Это знакомое по фильмам про войну "утюжить будет!" вырвало Романа из замешательства и дало понять, что пора отсюда сваливать, пока жареный петух не чирикнул. Он развернулся и рванул с места, принял влево от казармы и побежал по направлению к столовой, где и спрятался за деревом – попытка защиты, которая мало что гарантировала. Скорее была маскировкой.
Осмотревшись по сторонам, Са**нов заметил пару бойцов в кустах, с торопливой ненасытностью куривших сигареты, и уже знакомого человека, вчера интересовавшегося кортиком. Чеченец прятался невдалеке, за толстенным тополем. Было заметно, что тот зол, напряжен – да. Но не напуган.
– Привет! – поздоровался с ним Роман, так и не вспомнив имени горца. И успел подметить, что левая рука у того была на перевязи, а лицо все в ссадинах.
– Прывэт, брат! Как кортык? – отозвался молодой чеченец, ощерив в улыбке крепкие зубы.

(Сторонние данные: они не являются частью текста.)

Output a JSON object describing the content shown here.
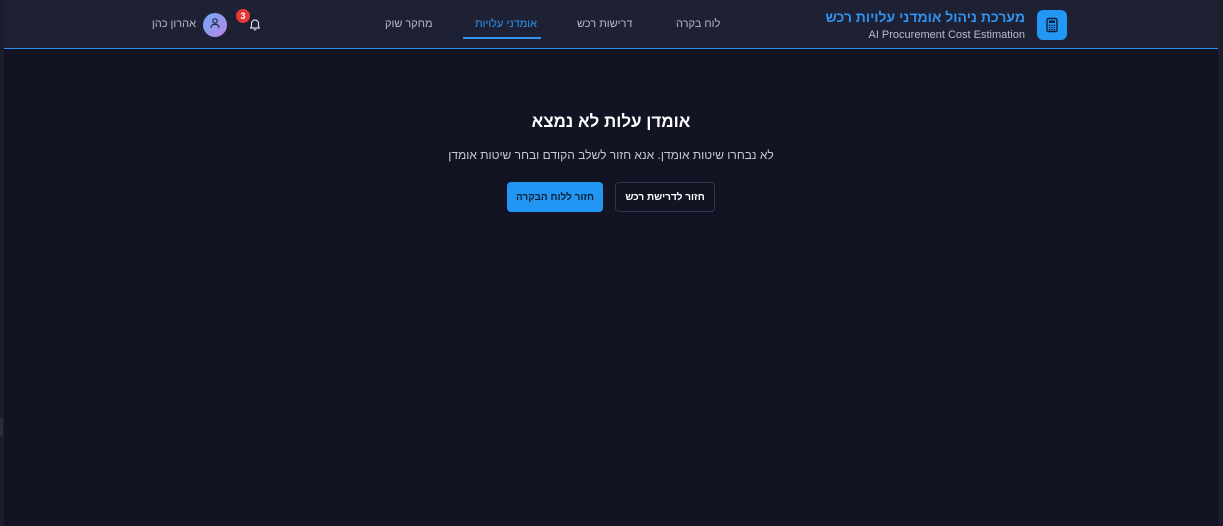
{
  "header": {
    "app_title": "מערכת ניהול אומדני עלויות רכש",
    "app_subtitle": "AI Procurement Cost Estimation",
    "app_icon": "calculator-icon",
    "accent_color": "#2196f3"
  },
  "nav": {
    "tabs": [
      {
        "label": "לוח בקרה",
        "active": false
      },
      {
        "label": "דרישות רכש",
        "active": false
      },
      {
        "label": "אומדני עלויות",
        "active": true
      },
      {
        "label": "מחקר שוק",
        "active": false
      }
    ]
  },
  "user": {
    "name": "אהרון כהן",
    "notification_count": "3",
    "avatar_icon": "user-icon",
    "bell_icon": "bell-icon"
  },
  "main": {
    "title": "אומדן עלות לא נמצא",
    "message": "לא נבחרו שיטות אומדן. אנא חזור לשלב הקודם ובחר שיטות אומדן",
    "back_to_requirement_label": "חזור לדרישת רכש",
    "back_to_dashboard_label": "חזור ללוח הבקרה"
  }
}
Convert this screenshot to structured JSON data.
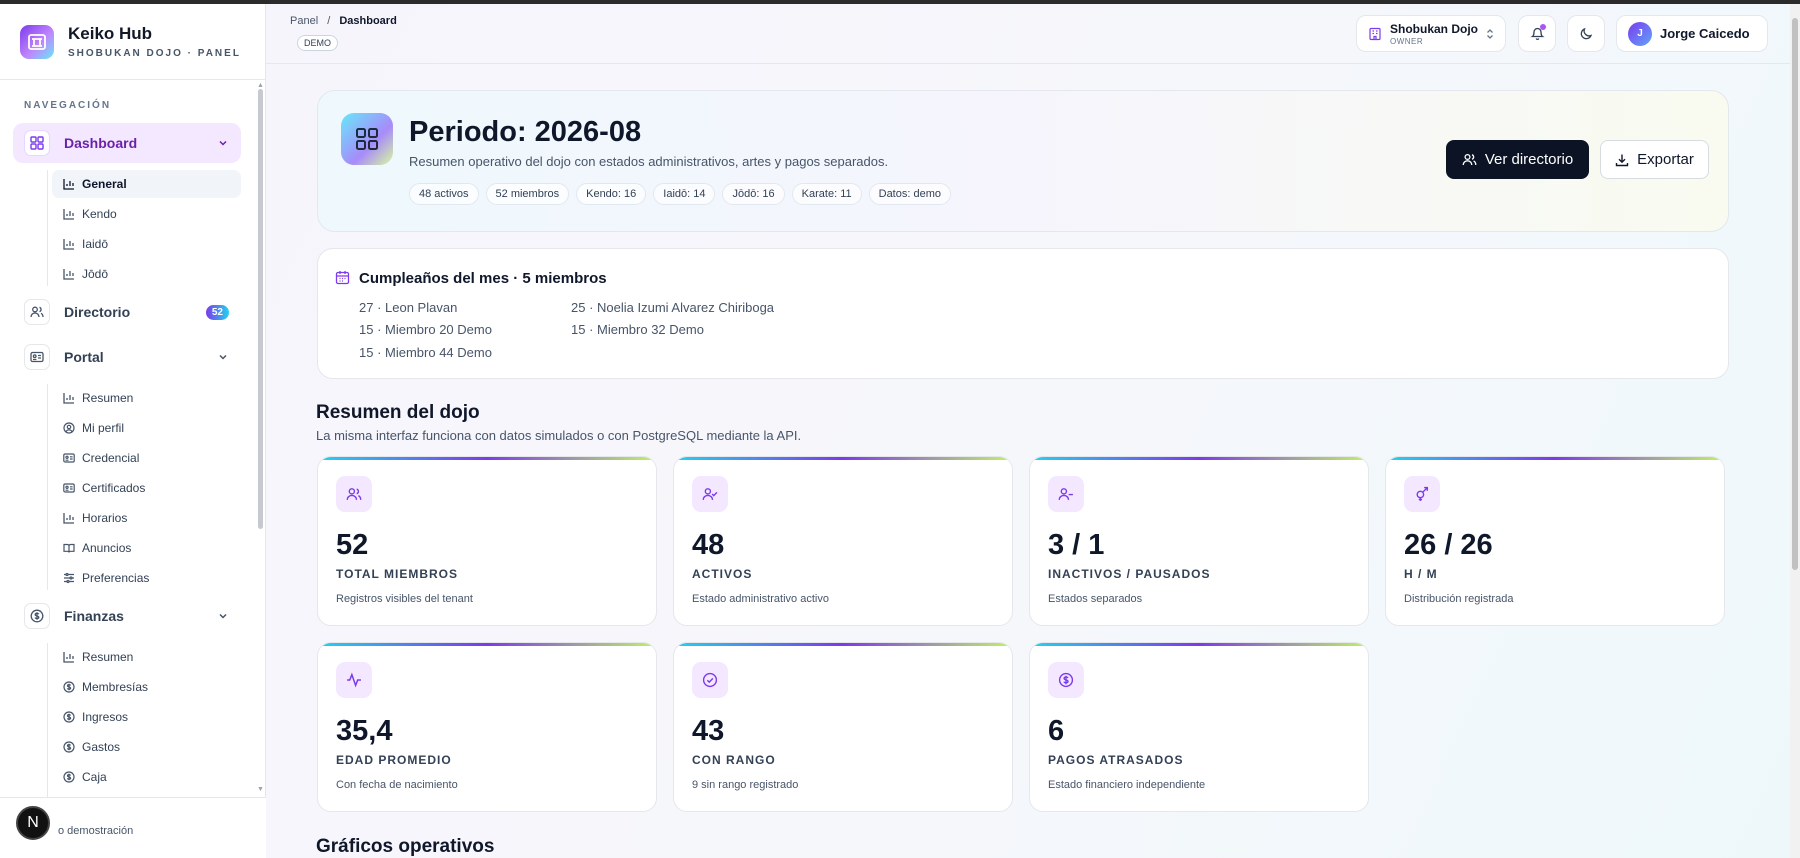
{
  "brand": {
    "name": "Keiko Hub",
    "subtitle": "SHOBUKAN DOJO · PANEL"
  },
  "sidebar": {
    "section_title": "NAVEGACIÓN",
    "dashboard": {
      "label": "Dashboard",
      "items": [
        "General",
        "Kendo",
        "Iaidō",
        "Jōdō"
      ]
    },
    "directorio": {
      "label": "Directorio",
      "badge": "52"
    },
    "portal": {
      "label": "Portal",
      "items": [
        "Resumen",
        "Mi perfil",
        "Credencial",
        "Certificados",
        "Horarios",
        "Anuncios",
        "Preferencias"
      ]
    },
    "finanzas": {
      "label": "Finanzas",
      "items": [
        "Resumen",
        "Membresías",
        "Ingresos",
        "Gastos",
        "Caja"
      ]
    },
    "footer_text": "o demostración",
    "footer_bubble": "N"
  },
  "header": {
    "breadcrumb_root": "Panel",
    "breadcrumb_sep": "/",
    "breadcrumb_current": "Dashboard",
    "demo_tag": "DEMO",
    "dojo_name": "Shobukan Dojo",
    "dojo_role": "OWNER",
    "user_initial": "J",
    "user_name": "Jorge Caicedo"
  },
  "hero": {
    "title": "Periodo: 2026-08",
    "description": "Resumen operativo del dojo con estados administrativos, artes y pagos separados.",
    "chips": [
      "48 activos",
      "52 miembros",
      "Kendo: 16",
      "Iaidō: 14",
      "Jōdō: 16",
      "Karate: 11",
      "Datos: demo"
    ],
    "btn_directory": "Ver directorio",
    "btn_export": "Exportar"
  },
  "birthdays": {
    "title": "Cumpleaños del mes · 5 miembros",
    "entries": [
      "27 · Leon Plavan",
      "25 · Noelia Izumi Alvarez Chiriboga",
      "15 · Miembro 20 Demo",
      "15 · Miembro 32 Demo",
      "15 · Miembro 44 Demo"
    ]
  },
  "summary": {
    "title": "Resumen del dojo",
    "subtitle": "La misma interfaz funciona con datos simulados o con PostgreSQL mediante la API.",
    "stats": [
      {
        "value": "52",
        "label": "TOTAL MIEMBROS",
        "desc": "Registros visibles del tenant",
        "icon": "users-icon"
      },
      {
        "value": "48",
        "label": "ACTIVOS",
        "desc": "Estado administrativo activo",
        "icon": "user-check-icon"
      },
      {
        "value": "3 / 1",
        "label": "INACTIVOS / PAUSADOS",
        "desc": "Estados separados",
        "icon": "user-minus-icon"
      },
      {
        "value": "26 / 26",
        "label": "H / M",
        "desc": "Distribución registrada",
        "icon": "gender-icon"
      },
      {
        "value": "35,4",
        "label": "EDAD PROMEDIO",
        "desc": "Con fecha de nacimiento",
        "icon": "activity-icon"
      },
      {
        "value": "43",
        "label": "CON RANGO",
        "desc": "9 sin rango registrado",
        "icon": "check-circle-icon"
      },
      {
        "value": "6",
        "label": "PAGOS ATRASADOS",
        "desc": "Estado financiero independiente",
        "icon": "dollar-circle-icon"
      }
    ]
  },
  "charts_section": {
    "title": "Gráficos operativos"
  },
  "colors": {
    "accent": "#7c3aed",
    "dark_button": "#0b1324",
    "active_nav_bg": "#f3e8ff"
  }
}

– На месте! – отозвался Роман. И тоже улыбнулся, сверкнув золотыми коронками.
Чеченец прислонил автомат к колену, приветственно махнул здоровой рукой и отвернулся.
Больше Роман его никогда не встречал.
С другой стороны – в пяти шагах от Са**нова – сидел на корточках рыжий мужик. Его огромные покатые плечи тряслись. Сначала Роману показалось, что тот скулил, как пойманный за хвост зайчишка, а оказалось, этот обладатель ботинок сорок шестого размера молился, озираясь по сторонам и с опаской поглядывая на небо. Вид у него был такой, будто он с луны свалился и не поймет, где он.

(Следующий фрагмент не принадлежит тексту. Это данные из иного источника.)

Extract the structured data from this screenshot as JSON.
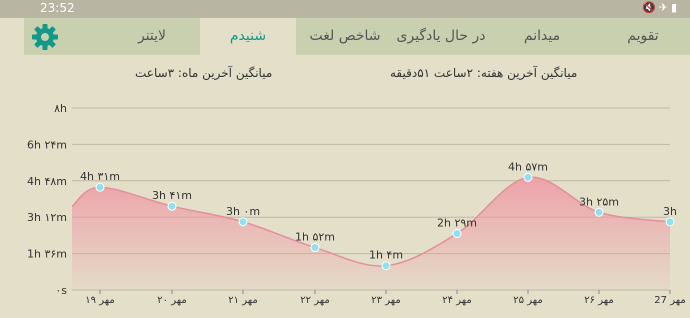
{
  "status_bar": {
    "time": "23:52",
    "icons": [
      "mute-icon",
      "airplane-icon",
      "battery-icon"
    ]
  },
  "tabs": [
    {
      "label": "تقویم",
      "active": false
    },
    {
      "label": "میدانم",
      "active": false
    },
    {
      "label": "در حال یادگیری",
      "active": false
    },
    {
      "label": "شاخص لغت",
      "active": false
    },
    {
      "label": "شنیدم",
      "active": true
    },
    {
      "label": "لایتنر",
      "active": false
    }
  ],
  "settings_icon": "gear-icon",
  "averages": {
    "week": "میانگین آخرین هفته: ۲ساعت ۵۱دقیقه",
    "month": "میانگین آخرین ماه: ۳ساعت"
  },
  "colors": {
    "accent": "#14988a",
    "area": "#ee9fa8",
    "line": "#e48f99",
    "point": "#8fe0f0"
  },
  "chart_data": {
    "type": "area",
    "y_unit": "minutes",
    "ylim": [
      0,
      400
    ],
    "yticks": [
      {
        "value": 0,
        "label": "۰s"
      },
      {
        "value": 96,
        "label": "1h ۳۶m"
      },
      {
        "value": 192,
        "label": "3h ۱۲m"
      },
      {
        "value": 288,
        "label": "4h ۴۸m"
      },
      {
        "value": 384,
        "label": "6h ۲۴m"
      },
      {
        "value": 480,
        "label": "۸h"
      }
    ],
    "categories": [
      "۱۹ مهر",
      "۲۰ مهر",
      "۲۱ مهر",
      "۲۲ مهر",
      "۲۳ مهر",
      "۲۴ مهر",
      "۲۵ مهر",
      "۲۶ مهر",
      "27 مهر"
    ],
    "values": [
      271,
      221,
      180,
      112,
      64,
      149,
      297,
      205,
      180
    ],
    "value_labels": [
      "4h ۳۱m",
      "3h ۴۱m",
      "3h ۰m",
      "1h ۵۲m",
      "1h ۴m",
      "2h ۲۹m",
      "4h ۵۷m",
      "3h ۲۵m",
      "3h"
    ],
    "grid": true
  }
}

Увидевши Са**нова, тот обратился к нему, решив сыграть славную роль наставника заблудших душ. Но попал пальцем в небо.
– Да иди ты! – вздыбился Роман. – Не верую я! Мура все это.
– Это зря, ты знаешь... – с хрипотцой в голосе, опять начал рыжий, потерев кулаком свой вспотевший лоб.
– Разговор закончен! – резко оборвал его Роман, оставаясь непреклонным.
Са**нов решил уйти с этого места, дабы его больше не доставали "крышей" господней и "златыми горами" в раю. Что толку от того, чего не увидишь и не пощупаешь? Не клевал он на такую приманку, хотя был не против Русской Православной Церкви, но и не любил, когда ему что-либо навязывали. Считал, лишь рабы вымаливают прощение – авось, простят. Сверх того, рыжий сосед уж очень был похож на "банного листа" из псевдохристианской организации "Свидетели Иеговы", а Роман таких на дух не переносил.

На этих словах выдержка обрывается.